General Tips for Curators:

Ensure that fields marked as Cell types in the Content column are correctly paired with appropriate Author Category Cell Type Field Name, as these pairs are crucial for graph generation in the data pipeline using the pandasaurus_cxg library.
Ensure all links (CxG and h5ad) are correct and accessible.
Use consistent naming for datasets across related entries.
Double-check flags (T/F) to ensure they correctly reflect the presence of specific categories.
Fill out fields such as Study Short Name and Notes with proper references to aid in documentation and user clarity.

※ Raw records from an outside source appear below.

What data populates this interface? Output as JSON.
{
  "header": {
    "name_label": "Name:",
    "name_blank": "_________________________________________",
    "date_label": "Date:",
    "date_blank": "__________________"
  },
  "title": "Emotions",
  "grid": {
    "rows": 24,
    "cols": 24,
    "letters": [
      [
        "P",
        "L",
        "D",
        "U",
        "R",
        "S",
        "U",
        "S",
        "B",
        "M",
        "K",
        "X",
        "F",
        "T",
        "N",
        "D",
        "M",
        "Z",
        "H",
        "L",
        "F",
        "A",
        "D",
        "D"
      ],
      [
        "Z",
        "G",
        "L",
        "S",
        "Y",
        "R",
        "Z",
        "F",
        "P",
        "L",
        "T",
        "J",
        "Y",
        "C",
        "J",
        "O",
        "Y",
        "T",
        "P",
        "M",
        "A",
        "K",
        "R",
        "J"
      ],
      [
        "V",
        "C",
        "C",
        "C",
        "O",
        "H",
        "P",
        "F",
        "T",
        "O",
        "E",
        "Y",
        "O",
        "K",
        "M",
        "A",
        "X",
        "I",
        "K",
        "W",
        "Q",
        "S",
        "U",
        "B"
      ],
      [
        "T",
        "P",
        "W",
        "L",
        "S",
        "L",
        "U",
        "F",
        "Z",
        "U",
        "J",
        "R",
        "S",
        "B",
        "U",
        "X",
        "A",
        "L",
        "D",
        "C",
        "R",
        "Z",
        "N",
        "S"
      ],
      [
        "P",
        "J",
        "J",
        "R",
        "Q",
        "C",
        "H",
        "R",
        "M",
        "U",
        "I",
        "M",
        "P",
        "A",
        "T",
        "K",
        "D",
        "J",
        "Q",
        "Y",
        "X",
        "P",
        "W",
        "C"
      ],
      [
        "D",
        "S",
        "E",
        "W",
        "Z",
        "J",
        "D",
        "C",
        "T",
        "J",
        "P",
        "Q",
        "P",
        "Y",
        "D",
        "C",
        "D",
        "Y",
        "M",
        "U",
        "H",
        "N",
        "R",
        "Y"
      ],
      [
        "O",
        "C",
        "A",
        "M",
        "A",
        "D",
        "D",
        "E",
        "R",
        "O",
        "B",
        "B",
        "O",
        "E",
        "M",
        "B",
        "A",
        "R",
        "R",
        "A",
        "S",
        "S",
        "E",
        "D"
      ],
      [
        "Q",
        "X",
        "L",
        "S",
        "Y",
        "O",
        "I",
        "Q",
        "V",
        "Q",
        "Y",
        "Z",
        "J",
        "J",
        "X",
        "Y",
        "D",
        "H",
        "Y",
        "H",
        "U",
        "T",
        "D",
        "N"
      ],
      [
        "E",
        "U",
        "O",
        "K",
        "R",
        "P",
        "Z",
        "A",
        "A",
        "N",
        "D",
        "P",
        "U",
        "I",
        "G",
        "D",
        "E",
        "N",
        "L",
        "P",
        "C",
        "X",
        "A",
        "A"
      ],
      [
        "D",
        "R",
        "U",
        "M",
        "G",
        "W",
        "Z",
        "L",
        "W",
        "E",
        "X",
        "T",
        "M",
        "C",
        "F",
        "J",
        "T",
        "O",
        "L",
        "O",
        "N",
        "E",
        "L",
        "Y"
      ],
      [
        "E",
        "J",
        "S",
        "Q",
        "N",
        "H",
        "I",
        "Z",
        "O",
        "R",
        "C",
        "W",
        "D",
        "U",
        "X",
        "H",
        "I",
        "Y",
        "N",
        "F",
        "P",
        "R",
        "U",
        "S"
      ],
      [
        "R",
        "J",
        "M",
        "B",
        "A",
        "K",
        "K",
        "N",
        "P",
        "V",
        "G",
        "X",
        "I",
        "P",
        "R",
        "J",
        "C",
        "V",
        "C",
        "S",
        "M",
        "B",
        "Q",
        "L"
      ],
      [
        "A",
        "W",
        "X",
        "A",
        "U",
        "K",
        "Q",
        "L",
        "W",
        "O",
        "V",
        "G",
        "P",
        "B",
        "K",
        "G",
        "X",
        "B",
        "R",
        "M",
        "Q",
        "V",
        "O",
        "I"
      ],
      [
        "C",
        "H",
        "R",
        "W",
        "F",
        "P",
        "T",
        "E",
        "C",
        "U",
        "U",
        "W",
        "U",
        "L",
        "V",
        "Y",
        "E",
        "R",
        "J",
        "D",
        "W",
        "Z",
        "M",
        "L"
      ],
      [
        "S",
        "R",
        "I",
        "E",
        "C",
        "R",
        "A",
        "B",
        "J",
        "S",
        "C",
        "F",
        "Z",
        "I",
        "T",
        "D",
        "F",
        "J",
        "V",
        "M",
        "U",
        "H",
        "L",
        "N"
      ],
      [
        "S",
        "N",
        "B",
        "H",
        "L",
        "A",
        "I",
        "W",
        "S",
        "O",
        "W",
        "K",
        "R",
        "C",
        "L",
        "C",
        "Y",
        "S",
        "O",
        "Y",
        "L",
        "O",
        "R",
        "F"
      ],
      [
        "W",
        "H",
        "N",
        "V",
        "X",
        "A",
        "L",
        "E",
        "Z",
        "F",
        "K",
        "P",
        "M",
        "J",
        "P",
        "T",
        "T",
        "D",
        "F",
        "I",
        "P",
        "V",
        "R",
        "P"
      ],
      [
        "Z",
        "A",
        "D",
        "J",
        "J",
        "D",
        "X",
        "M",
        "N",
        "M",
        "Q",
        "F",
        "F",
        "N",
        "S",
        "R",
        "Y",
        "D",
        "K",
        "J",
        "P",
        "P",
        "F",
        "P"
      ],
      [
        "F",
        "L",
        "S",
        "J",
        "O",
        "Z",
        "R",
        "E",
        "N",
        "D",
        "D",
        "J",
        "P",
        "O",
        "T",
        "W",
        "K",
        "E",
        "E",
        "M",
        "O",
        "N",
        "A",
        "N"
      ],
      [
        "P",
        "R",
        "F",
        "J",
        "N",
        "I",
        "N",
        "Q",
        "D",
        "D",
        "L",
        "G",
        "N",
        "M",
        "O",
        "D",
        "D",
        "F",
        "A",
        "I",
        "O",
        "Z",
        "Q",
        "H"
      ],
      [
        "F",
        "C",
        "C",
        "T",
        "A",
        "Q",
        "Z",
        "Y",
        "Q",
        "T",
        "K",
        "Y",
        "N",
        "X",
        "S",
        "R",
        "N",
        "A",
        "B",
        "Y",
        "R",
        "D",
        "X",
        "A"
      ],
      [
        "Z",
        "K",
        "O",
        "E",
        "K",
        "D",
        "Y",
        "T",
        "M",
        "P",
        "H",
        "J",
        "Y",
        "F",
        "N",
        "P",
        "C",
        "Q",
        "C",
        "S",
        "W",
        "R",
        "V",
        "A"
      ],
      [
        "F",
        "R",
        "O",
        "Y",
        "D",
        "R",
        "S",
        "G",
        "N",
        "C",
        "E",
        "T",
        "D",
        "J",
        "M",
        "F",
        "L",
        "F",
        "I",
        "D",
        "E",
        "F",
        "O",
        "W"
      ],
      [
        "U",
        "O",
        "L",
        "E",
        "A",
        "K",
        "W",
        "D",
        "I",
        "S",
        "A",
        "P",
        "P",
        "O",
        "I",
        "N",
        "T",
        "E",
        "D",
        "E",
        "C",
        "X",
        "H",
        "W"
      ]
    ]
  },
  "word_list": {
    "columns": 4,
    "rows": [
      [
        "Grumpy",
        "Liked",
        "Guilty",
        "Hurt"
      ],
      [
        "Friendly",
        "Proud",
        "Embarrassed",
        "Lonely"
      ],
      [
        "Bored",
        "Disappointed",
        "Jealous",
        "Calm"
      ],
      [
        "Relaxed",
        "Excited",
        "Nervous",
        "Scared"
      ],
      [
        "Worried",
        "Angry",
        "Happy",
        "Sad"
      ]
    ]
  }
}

By following these guidelines, curators can ensure that datasets are correctly formatted and ready for integration into the pipeline.

File Placement: Where to Store Curation Files

This section provides guidance on the correct directory structure and file locations for placing curated datasets to ensure they are properly recognized and accessible during the loading process.

In the pipeline, curated CSV files are stored in the curated_data folder. When the pipeline is run, these CSV files are automatically converted into a YAML file named cxg_author_cell_type.yml and placed in the config folder. The YAML file maps the CxG links to the corresponding author_cell_type_list fields, which are essential for processing.

Example of the YAML format:

- CxG_link: https://datasets.cellxgene.cziscience.com/03af5481-a0b6-426c-86b4-9127ada17b53.h5ad
  author_cell_type_list:
  - author_cell_type
  - author_cluster_label
- CxG_link: https://datasets.cellxgene.cziscience.com/080f9be4-0f94-48cb-a82f-db53df1542ff.h5ad
  author_cell_type_list:
  - author_cluster_name
  - author_cell_type
  - author_cell_type

The CxG links in the YAML file are then used to download datasets into the dataset folder. Finally, the pandasaurus_cxg library is used to generate RDF graphs, which are stored in the graph folder for further use in the pipeline.